«Il tempo scorre e non torna più» è una delle riflessioni che Angelo Santagostino affida a Laura Viezzoli, regista del documentario La natura delle cose, in sala da aprile e proiettato oggi al cinema Apollo 11 di Roma e anche al Senato per iniziativa del senatore Luigi Manconi, che parteciperà al dibattito sul tema del fine vita insieme alla figlia di Santagostino, Sara, e Marco Cappato dell’Associazione Luca Coscioni. Angelo Santagostino, quando incontra la regista, è infatti malato terminale di Sla, così da costringerlo ad un’immobilità assoluta. A muoversi sono solo i suoi occhi, con cui scrive su una tastiera speciale. Il tempo che non torna è anche quello della vita quotidiana, il normale scorrere delle ore e dei giorni per lui è radicalmente diverso rispetto a quello che scandisce la vita delle altre persone. Filosofo ed ex sacerdote, ha lasciato l’abito talare per amore di quella che poi è diventata sua moglie, Angelo Santagostino racconta alla regista il suo passato e il suo presente, in cui un’aurora può riempire di gioia ma la sofferenza della malattia si fa ogni giorno più intollerabile – specialmente da quando ha scoperto che anche i suoi occhi si stanno immobilizzando. Ai figli affida il suo testamento biologico: se ci dovessero essere complicazioni dovute alla malattia accetta solo cure palliative, e non salva vita. Santagostino non ha potuto vedere il film ultimato: è morto nel 2014, «due settimane dopo la fine delle riprese» racconta Viezzoli, che però gli ha letto la sceneggiatura: «Angelo avrebbe voluto vedere il film, ma entrambi ci rendevamo conto che non ci sarebbe stato il tempo».

Come è nato il progetto del documentario?

Tutto è iniziato nel 2010 quando ho letto i diari di Piergiorgio Welby: nelle sue parole ho trovato una concretezza e una lucidità che mi hanno consentito di immedesimarmi in un corpo e una situazione mentale come i suoi. Così mi sono rivolta a un gruppo che fornisce assistenza ai malati di Sla, e loro mi hanno presentato Angelo: un uomo in una fase molto avanzata della malattia ma di profonda cultura e molto lucido, che voleva raccontarsi.

Si è parlato di «La natura delle cose» come di un film sul fine vita, ma in realtà racconta la quotidianità di Angelo, i suoi ricordi e la sua condizione. Il tema politico non è quasi menzionato.

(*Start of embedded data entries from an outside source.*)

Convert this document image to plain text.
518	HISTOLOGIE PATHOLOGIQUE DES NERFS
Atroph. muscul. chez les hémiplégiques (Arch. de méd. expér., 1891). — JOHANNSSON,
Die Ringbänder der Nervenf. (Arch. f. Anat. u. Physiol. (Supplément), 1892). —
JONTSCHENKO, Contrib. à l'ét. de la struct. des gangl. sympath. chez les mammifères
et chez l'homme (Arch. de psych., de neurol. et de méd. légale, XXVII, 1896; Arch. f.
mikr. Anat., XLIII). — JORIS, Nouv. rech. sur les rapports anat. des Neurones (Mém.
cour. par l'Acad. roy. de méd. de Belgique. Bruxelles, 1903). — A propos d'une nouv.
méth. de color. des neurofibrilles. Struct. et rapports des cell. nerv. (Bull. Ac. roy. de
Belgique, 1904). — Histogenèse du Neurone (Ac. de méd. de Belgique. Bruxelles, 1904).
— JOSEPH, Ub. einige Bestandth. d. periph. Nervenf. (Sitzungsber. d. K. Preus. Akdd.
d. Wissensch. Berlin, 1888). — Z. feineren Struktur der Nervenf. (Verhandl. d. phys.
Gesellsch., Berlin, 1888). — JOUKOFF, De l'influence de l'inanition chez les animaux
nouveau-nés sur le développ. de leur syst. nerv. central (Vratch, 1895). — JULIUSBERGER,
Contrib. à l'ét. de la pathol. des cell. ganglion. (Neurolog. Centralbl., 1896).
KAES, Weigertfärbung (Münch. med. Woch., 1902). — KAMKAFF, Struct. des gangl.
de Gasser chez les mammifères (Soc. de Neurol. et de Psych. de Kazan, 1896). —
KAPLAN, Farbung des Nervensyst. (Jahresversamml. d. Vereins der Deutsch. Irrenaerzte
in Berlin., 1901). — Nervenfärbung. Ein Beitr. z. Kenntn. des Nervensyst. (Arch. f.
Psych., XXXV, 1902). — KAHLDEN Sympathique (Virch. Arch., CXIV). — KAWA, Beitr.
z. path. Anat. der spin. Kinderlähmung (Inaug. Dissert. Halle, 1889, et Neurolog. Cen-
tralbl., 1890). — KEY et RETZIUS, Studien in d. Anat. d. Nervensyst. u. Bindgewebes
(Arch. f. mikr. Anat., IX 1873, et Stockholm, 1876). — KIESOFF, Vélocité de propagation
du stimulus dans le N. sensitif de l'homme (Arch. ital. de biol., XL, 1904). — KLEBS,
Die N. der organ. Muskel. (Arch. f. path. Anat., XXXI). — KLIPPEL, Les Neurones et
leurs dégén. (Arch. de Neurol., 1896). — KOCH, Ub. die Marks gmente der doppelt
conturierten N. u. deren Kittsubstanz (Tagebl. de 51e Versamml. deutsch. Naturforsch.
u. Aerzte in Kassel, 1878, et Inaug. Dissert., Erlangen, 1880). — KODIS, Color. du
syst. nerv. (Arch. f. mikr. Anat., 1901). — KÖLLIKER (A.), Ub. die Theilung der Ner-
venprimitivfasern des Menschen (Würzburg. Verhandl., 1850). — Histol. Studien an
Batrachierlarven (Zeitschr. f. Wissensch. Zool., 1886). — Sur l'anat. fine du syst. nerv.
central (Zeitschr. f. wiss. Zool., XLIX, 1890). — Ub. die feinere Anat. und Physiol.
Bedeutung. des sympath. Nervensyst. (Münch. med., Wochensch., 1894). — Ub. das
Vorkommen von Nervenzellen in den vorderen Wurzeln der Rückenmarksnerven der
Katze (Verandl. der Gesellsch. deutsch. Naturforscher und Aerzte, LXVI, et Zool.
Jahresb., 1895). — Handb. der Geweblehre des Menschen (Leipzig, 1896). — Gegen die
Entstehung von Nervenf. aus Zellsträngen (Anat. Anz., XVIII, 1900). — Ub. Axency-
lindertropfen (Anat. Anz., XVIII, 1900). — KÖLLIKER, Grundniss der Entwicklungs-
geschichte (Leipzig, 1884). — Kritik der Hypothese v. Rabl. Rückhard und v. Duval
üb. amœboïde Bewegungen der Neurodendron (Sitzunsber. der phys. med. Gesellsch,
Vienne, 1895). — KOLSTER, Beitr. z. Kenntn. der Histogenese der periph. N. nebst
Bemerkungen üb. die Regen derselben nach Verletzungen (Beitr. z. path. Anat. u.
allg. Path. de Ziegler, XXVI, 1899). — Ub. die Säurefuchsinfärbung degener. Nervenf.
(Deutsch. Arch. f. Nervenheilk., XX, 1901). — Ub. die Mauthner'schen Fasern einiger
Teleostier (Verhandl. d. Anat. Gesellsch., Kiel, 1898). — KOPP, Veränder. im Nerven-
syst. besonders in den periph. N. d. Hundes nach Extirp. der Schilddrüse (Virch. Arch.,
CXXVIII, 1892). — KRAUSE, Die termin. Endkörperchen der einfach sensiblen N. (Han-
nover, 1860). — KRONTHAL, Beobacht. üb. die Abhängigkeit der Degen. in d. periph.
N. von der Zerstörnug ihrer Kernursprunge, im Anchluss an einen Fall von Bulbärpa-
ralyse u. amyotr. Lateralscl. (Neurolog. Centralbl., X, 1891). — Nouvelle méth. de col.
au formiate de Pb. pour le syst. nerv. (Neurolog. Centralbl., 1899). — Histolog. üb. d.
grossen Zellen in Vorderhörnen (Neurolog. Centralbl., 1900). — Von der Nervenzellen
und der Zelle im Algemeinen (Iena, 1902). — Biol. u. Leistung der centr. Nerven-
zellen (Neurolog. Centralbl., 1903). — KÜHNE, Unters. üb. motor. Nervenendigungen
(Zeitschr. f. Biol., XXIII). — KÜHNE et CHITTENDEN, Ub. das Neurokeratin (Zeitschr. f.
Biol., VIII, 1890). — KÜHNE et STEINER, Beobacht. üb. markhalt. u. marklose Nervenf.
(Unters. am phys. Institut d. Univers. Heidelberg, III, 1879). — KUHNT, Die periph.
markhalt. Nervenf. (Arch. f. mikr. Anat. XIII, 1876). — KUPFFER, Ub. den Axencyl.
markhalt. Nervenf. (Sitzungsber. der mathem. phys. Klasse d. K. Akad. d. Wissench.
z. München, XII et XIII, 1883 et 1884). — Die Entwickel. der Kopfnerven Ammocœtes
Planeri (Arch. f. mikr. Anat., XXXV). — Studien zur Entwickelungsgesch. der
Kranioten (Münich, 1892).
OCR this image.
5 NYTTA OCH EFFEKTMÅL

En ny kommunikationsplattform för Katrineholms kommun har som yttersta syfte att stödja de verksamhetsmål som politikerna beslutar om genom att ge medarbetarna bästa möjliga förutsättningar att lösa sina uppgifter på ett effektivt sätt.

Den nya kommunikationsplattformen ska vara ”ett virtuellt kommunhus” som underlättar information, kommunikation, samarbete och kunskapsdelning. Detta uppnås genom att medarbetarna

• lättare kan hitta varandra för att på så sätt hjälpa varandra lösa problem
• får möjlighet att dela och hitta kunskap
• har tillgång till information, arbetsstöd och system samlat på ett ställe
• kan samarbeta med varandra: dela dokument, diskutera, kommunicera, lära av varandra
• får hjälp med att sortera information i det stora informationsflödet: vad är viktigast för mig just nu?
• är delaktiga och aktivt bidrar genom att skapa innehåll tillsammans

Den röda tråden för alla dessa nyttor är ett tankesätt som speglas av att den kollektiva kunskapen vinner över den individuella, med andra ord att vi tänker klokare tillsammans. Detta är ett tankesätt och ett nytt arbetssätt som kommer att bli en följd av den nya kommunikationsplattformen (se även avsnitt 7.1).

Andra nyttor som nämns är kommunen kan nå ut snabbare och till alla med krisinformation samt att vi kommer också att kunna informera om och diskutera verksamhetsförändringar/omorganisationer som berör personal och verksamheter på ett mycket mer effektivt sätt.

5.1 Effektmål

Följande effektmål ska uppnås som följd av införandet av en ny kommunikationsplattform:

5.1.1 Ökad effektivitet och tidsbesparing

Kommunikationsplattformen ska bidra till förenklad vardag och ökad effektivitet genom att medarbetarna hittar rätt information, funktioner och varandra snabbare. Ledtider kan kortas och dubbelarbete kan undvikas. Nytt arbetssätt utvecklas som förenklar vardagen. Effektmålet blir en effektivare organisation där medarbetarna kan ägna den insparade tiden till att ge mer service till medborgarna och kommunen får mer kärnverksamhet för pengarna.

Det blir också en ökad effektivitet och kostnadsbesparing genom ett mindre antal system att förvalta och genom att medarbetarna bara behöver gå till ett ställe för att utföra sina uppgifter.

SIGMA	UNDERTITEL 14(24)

Di politico in un certo senso c’è il suo testamento biologico, un’ ultima preghiera elaborata insieme ai suoi medici in un percorso durato un anno e mezzo. Non intendevo fare un film politico, ma provocare un’immedesimazione. Quello che viene spesso dimenticato è che il fine vita è un momento della vita stessa: volevo che il mio film fosse un viaggio nella sua interiorità, nei suoi ricordi.

Alle immagini della quotidianità di Angelo Santagostino vengono accostate quelle degli astronauti nello spazio.

Volevo restituire della leggerezza, «togliere peso» a questi corpi immobili,e così ho iniziato a studiare il materiale d’archivio della Nasa che si trova su YouTube. Inoltre sia gli astronauti che Angelo affrontano condizioni di vita estreme, che dipendono dalle macchine, dal progresso tecnologico. E anche quello nello spazio è un viaggio fortemente claustrofobico, in cui bisogna avere la forza mentale di astrarsi. Ma c’è anche il contrasto fra chi può salire al di sopra dei nostri confini e chi è obbligato a rimanere attaccato alle macchine.

Che processo ha seguito per raccontare questa storia?

Mi sono principalmente messa in una condizione di ascolto, stavo vicino a lui a prendere appunti e con il tempo si è creata tra noi un’intimità. Lavorando al film ho capito che il tempo della Sla non è facilmente filmabile, e che mentre il corpo di Angelo era immobile ciò che aveva dentro era al contrario molto vivace e mobile. Per questo ho messo in scena il dialogo tra noi in voice over, che restituisce la vivacità del suo pensiero e delle sue emozioni.